2025-08-10: WDCR @ Summit
I bought new tires for Nationals (A052s, shaved) and wanted to get at least two events on them before Nebraska. So I waited until there were two events left to get them mounted even though I ordered them after Bristol. (I should probably get another set of 18x10s so I can have two sets mounted at once, I dunno)
I figured they would probably suck a little at the first event. DC was doing non-comp runs in the afternoon for an additional fee so this was a good chance to do some runs, have them rest for 3-4 hours and then do more runs.
In the morning, the brand new, first-time-hitting-asphalt tires kinda sucked. Braking in a straight line was particularly noticeable… the car was having a heck of a time slowing down from higher speeds.
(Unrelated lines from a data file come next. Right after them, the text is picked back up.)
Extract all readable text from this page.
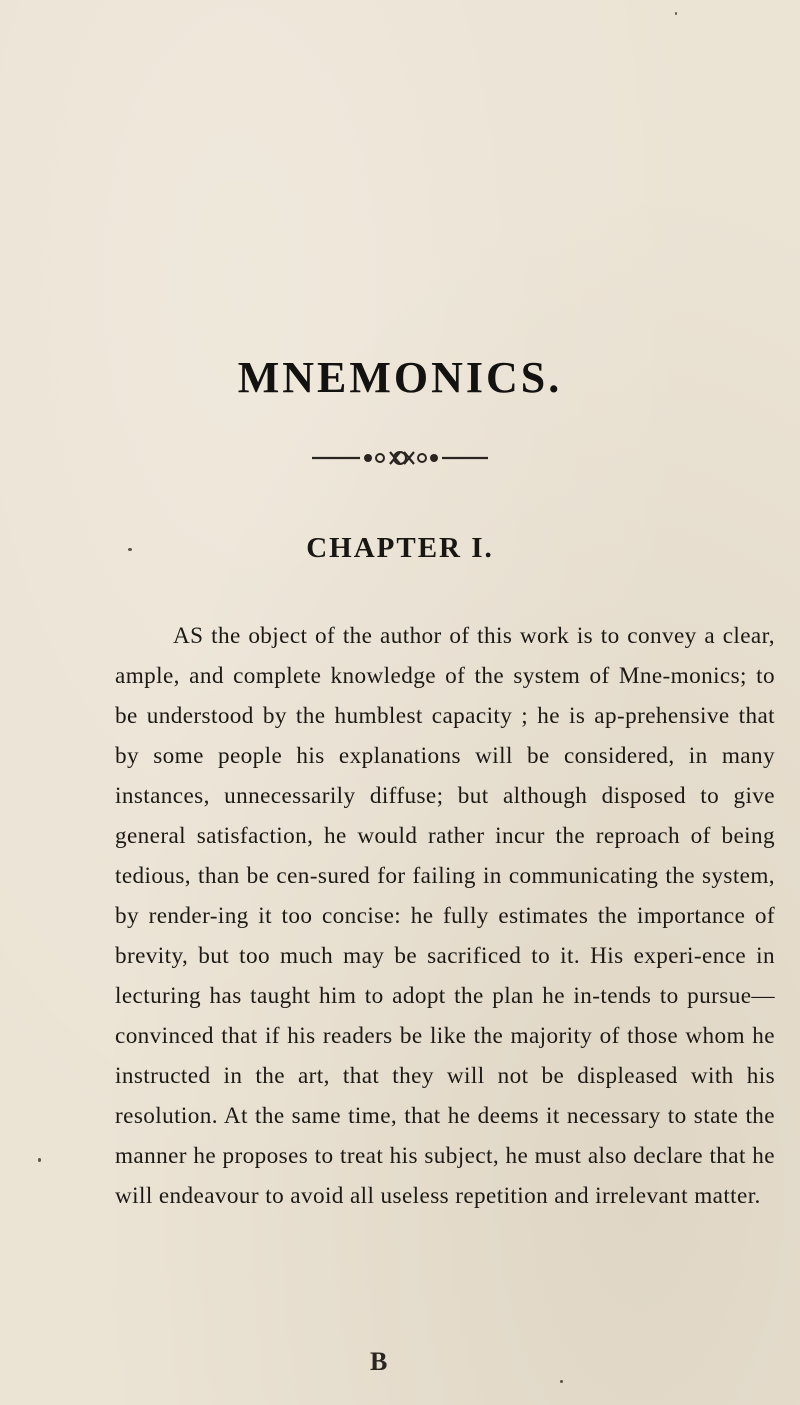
MNEMONICS.
CHAPTER I.

AS the object of the author of this work is to convey a clear, ample, and complete knowledge of the system of Mne-monics; to be understood by the humblest capacity ; he is ap-prehensive that by some people his explanations will be considered, in many instances, unnecessarily diffuse; but although disposed to give general satisfaction, he would rather incur the reproach of being tedious, than be cen-sured for failing in communicating the system, by render-ing it too concise: he fully estimates the importance of brevity, but too much may be sacrificed to it. His experi-ence in lecturing has taught him to adopt the plan he in-tends to pursue—convinced that if his readers be like the majority of those whom he instructed in the art, that they will not be displeased with his resolution. At the same time, that he deems it necessary to state the manner he proposes to treat his subject, he must also declare that he will endeavour to avoid all useless repetition and irrelevant matter.

B
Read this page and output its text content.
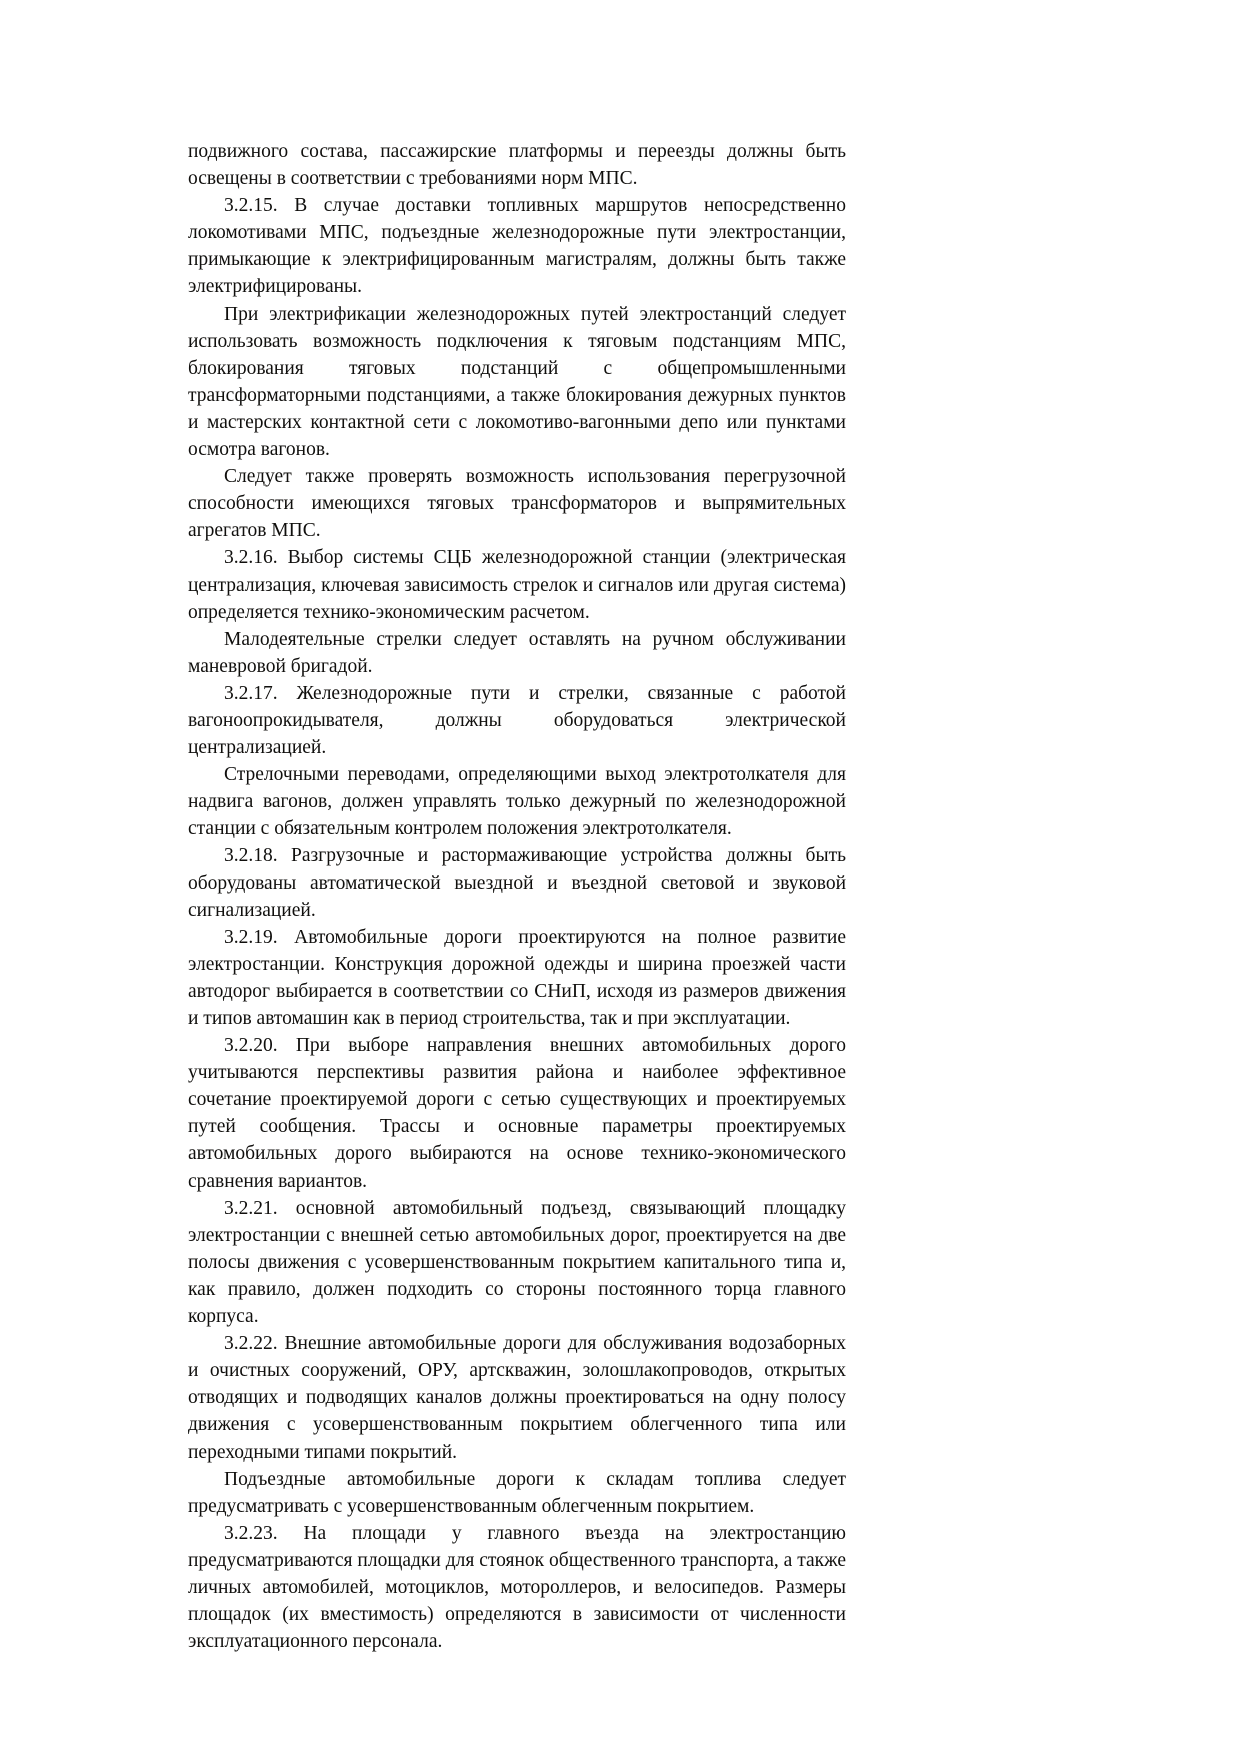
подвижного состава, пассажирские платформы и переезды должны быть освещены в соответствии с требованиями норм МПС.

3.2.15. В случае доставки топливных маршрутов непосредственно локомотивами МПС, подъездные железнодорожные пути электростанции, примыкающие к электрифицированным магистралям, должны быть также электрифицированы.

При электрификации железнодорожных путей электростанций следует использовать возможность подключения к тяговым подстанциям МПС, блокирования тяговых подстанций с общепромышленными трансформаторными подстанциями, а также блокирования дежурных пунктов и мастерских контактной сети с локомотиво-вагонными депо или пунктами осмотра вагонов.

Следует также проверять возможность использования перегрузочной способности имеющихся тяговых трансформаторов и выпрямительных агрегатов МПС.

3.2.16. Выбор системы СЦБ железнодорожной станции (электрическая централизация, ключевая зависимость стрелок и сигналов или другая система) определяется технико-экономическим расчетом.

Малодеятельные стрелки следует оставлять на ручном обслуживании маневровой бригадой.

3.2.17. Железнодорожные пути и стрелки, связанные с работой вагоноопрокидывателя, должны оборудоваться электрической централизацией.

Стрелочными переводами, определяющими выход электротолкателя для надвига вагонов, должен управлять только дежурный по железнодорожной станции с обязательным контролем положения электротолкателя.

3.2.18. Разгрузочные и растормаживающие устройства должны быть оборудованы автоматической выездной и въездной световой и звуковой сигнализацией.

3.2.19. Автомобильные дороги проектируются на полное развитие электростанции. Конструкция дорожной одежды и ширина проезжей части автодорог выбирается в соответствии со СНиП, исходя из размеров движения и типов автомашин как в период строительства, так и при эксплуатации.

3.2.20. При выборе направления внешних автомобильных дорого учитываются перспективы развития района и наиболее эффективное сочетание проектируемой дороги с сетью существующих и проектируемых путей сообщения. Трассы и основные параметры проектируемых автомобильных дорого выбираются на основе технико-экономического сравнения вариантов.

3.2.21. основной автомобильный подъезд, связывающий площадку электростанции с внешней сетью автомобильных дорог, проектируется на две полосы движения с усовершенствованным покрытием капитального типа и, как правило, должен подходить со стороны постоянного торца главного корпуса.

3.2.22. Внешние автомобильные дороги для обслуживания водозаборных и очистных сооружений, ОРУ, артскважин, золошлакопроводов, открытых отводящих и подводящих каналов должны проектироваться на одну полосу движения с усовершенствованным покрытием облегченного типа или переходными типами покрытий.

Подъездные автомобильные дороги к складам топлива следует предусматривать с усовершенствованным облегченным покрытием.

3.2.23. На площади у главного въезда на электростанцию предусматриваются площадки для стоянок общественного транспорта, а также личных автомобилей, мотоциклов, мотороллеров, и велосипедов. Размеры площадок (их вместимость) определяются в зависимости от численности эксплуатационного персонала.
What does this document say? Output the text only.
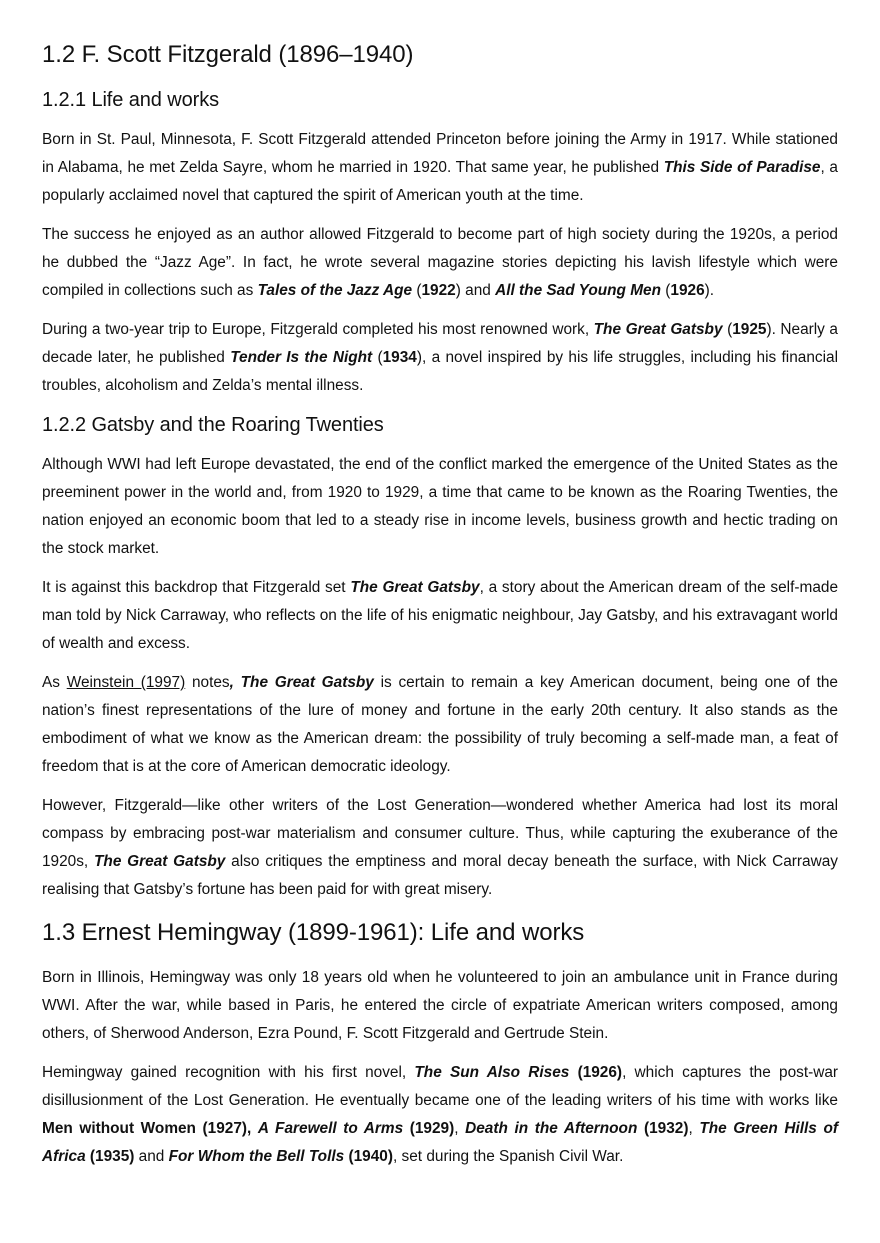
1.2 F. Scott Fitzgerald (1896–1940)
1.2.1 Life and works

Born in St. Paul, Minnesota, F. Scott Fitzgerald attended Princeton before joining the Army in 1917. While stationed in Alabama, he met Zelda Sayre, whom he married in 1920. That same year, he published This Side of Paradise, a popularly acclaimed novel that captured the spirit of American youth at the time.

The success he enjoyed as an author allowed Fitzgerald to become part of high society during the 1920s, a period he dubbed the “Jazz Age”. In fact, he wrote several magazine stories depicting his lavish lifestyle which were compiled in collections such as Tales of the Jazz Age (1922) and All the Sad Young Men (1926).

During a two-year trip to Europe, Fitzgerald completed his most renowned work, The Great Gatsby (1925). Nearly a decade later, he published Tender Is the Night (1934), a novel inspired by his life struggles, including his financial troubles, alcoholism and Zelda’s mental illness.

1.2.2 Gatsby and the Roaring Twenties

Although WWI had left Europe devastated, the end of the conflict marked the emergence of the United States as the preeminent power in the world and, from 1920 to 1929, a time that came to be known as the Roaring Twenties, the nation enjoyed an economic boom that led to a steady rise in income levels, business growth and hectic trading on the stock market.

It is against this backdrop that Fitzgerald set The Great Gatsby, a story about the American dream of the self-made man told by Nick Carraway, who reflects on the life of his enigmatic neighbour, Jay Gatsby, and his extravagant world of wealth and excess.

As Weinstein (1997) notes, The Great Gatsby is certain to remain a key American document, being one of the nation’s finest representations of the lure of money and fortune in the early 20th century. It also stands as the embodiment of what we know as the American dream: the possibility of truly becoming a self-made man, a feat of freedom that is at the core of American democratic ideology.

However, Fitzgerald—like other writers of the Lost Generation—wondered whether America had lost its moral compass by embracing post-war materialism and consumer culture. Thus, while capturing the exuberance of the 1920s, The Great Gatsby also critiques the emptiness and moral decay beneath the surface, with Nick Carraway realising that Gatsby’s fortune has been paid for with great misery.

1.3 Ernest Hemingway (1899-1961): Life and works

Born in Illinois, Hemingway was only 18 years old when he volunteered to join an ambulance unit in France during WWI. After the war, while based in Paris, he entered the circle of expatriate American writers composed, among others, of Sherwood Anderson, Ezra Pound, F. Scott Fitzgerald and Gertrude Stein.

Hemingway gained recognition with his first novel, The Sun Also Rises (1926), which captures the post-war disillusionment of the Lost Generation. He eventually became one of the leading writers of his time with works like Men without Women (1927), A Farewell to Arms (1929), Death in the Afternoon (1932), The Green Hills of Africa (1935) and For Whom the Bell Tolls (1940), set during the Spanish Civil War.
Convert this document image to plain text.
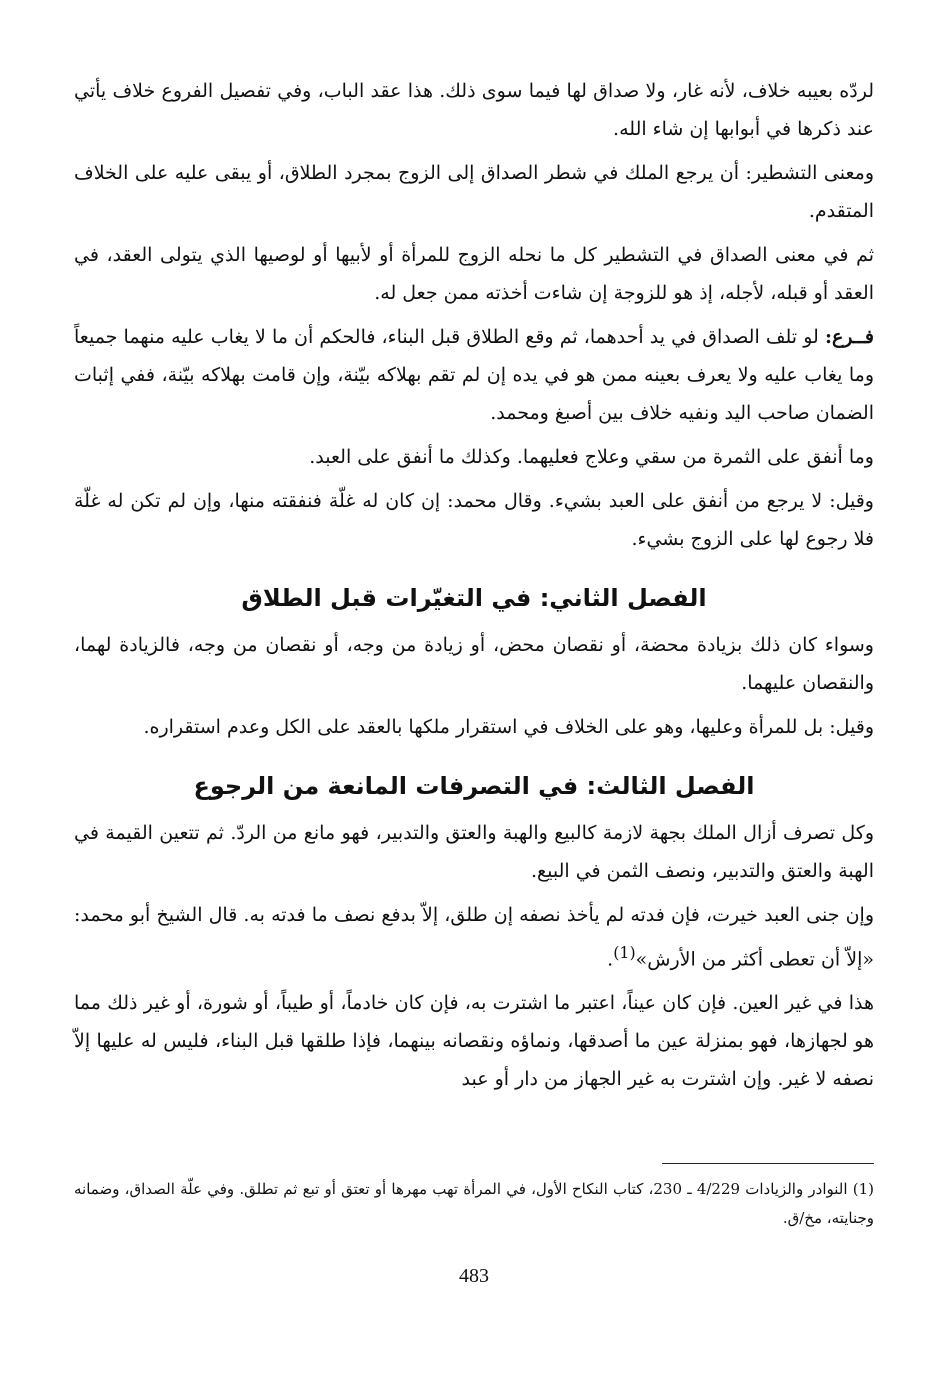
لردّه بعيبه خلاف، لأنه غار، ولا صداق لها فيما سوى ذلك. هذا عقد الباب، وفي تفصيل الفروع خلاف يأتي عند ذكرها في أبوابها إن شاء الله.

ومعنى التشطير: أن يرجع الملك في شطر الصداق إلى الزوج بمجرد الطلاق، أو يبقى عليه على الخلاف المتقدم.

ثم في معنى الصداق في التشطير كل ما نحله الزوج للمرأة أو لأبيها أو لوصيها الذي يتولى العقد، في العقد أو قبله، لأجله، إذ هو للزوجة إن شاءت أخذته ممن جعل له.

فــرع: لو تلف الصداق في يد أحدهما، ثم وقع الطلاق قبل البناء، فالحكم أن ما لا يغاب عليه منهما جميعاً وما يغاب عليه ولا يعرف بعينه ممن هو في يده إن لم تقم بهلاكه بيّنة، وإن قامت بهلاكه بيّنة، ففي إثبات الضمان صاحب اليد ونفيه خلاف بين أصبغ ومحمد.

وما أنفق على الثمرة من سقي وعلاج فعليهما. وكذلك ما أنفق على العبد.

وقيل: لا يرجع من أنفق على العبد بشيء. وقال محمد: إن كان له غلّة فنفقته منها، وإن لم تكن له غلّة فلا رجوع لها على الزوج بشيء.

الفصل الثاني: في التغيّرات قبل الطلاق

وسواء كان ذلك بزيادة محضة، أو نقصان محض، أو زيادة من وجه، أو نقصان من وجه، فالزيادة لهما، والنقصان عليهما.

وقيل: بل للمرأة وعليها، وهو على الخلاف في استقرار ملكها بالعقد على الكل وعدم استقراره.

الفصل الثالث: في التصرفات المانعة من الرجوع

وكل تصرف أزال الملك بجهة لازمة كالبيع والهبة والعتق والتدبير، فهو مانع من الردّ. ثم تتعين القيمة في الهبة والعتق والتدبير، ونصف الثمن في البيع.

وإن جنى العبد خيرت، فإن فدته لم يأخذ نصفه إن طلق، إلاّ بدفع نصف ما فدته به. قال الشيخ أبو محمد: «إلاّ أن تعطى أكثر من الأرش»$^{(1)}$.

هذا في غير العين. فإن كان عيناً، اعتبر ما اشترت به، فإن كان خادماً، أو طيباً، أو شورة، أو غير ذلك مما هو لجهازها، فهو بمنزلة عين ما أصدقها، ونماؤه ونقصانه بينهما، فإذا طلقها قبل البناء، فليس له عليها إلاّ نصفه لا غير. وإن اشترت به غير الجهاز من دار أو عبد

(1) النوادر والزيادات 4/229 ـ 230، كتاب النكاح الأول، في المرأة تهب مهرها أو تعتق أو تبع ثم تطلق. وفي علّة الصداق، وضمانه وجنايته، مخ/ق.
483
I was having a really hard time being consistent. After normal runs were over, I lost BST by a tenth and was 16th/113 in PAX. I was trying not to worry too much since the tires were new. I had a 47.9 on my 2nd run that turned into a DNF because I went through the post-finish-box chicane the wrong way. A 47.9 ended up being my fastest run, but I was .7 up on that on my 3rd run before blowing the really slow turnaround.
On my 3rd fun run in the afternoon it finally clicked where I was losing all my time. I really wasn’t connecting the middle part of the course well: I was being too aggressive, being late for the righthander and being late for the lefthander, compromising 3 consecutive elements including the entry into the fast slalom. There were other things that weren’t great, but this was the biggest chunk. I finally did an Okay job on this on my 9th total run, getting a 47.2.
As a comparison point, Marcus had run a 45.9 in AST (and he also ran a 45.9 in an AS Cayman in fun runs - yikes!). But even that 47.2 was sloppy, something something scrubbing in tires, ok, fine.
Jack - who is consistently at/near the top of PAX in DC - was also scrubbing in tires and finished 10th in PAX. So (in retrospect) that was also a reasonable caveat.
My panic level was down from 60% (CCR) to something like 30-40%. Not a great finish, but in terms of raw speed - a) scrubbing in tires excuse, b) my main issue otherwise was consistency - there was some okay raw pace sprinkled in, just not all on the same run.
Only one more event before nationals - Philly SCCA @ Ripken. There should definitely be some good reference points here from nationally competitive folks. If I continue to be way off pace, I might scrub Nats for this year and resolve to get my stuff together for 2026.
Last edited by Butt Dyno; Aug 23, 2025 at 06:23 PM.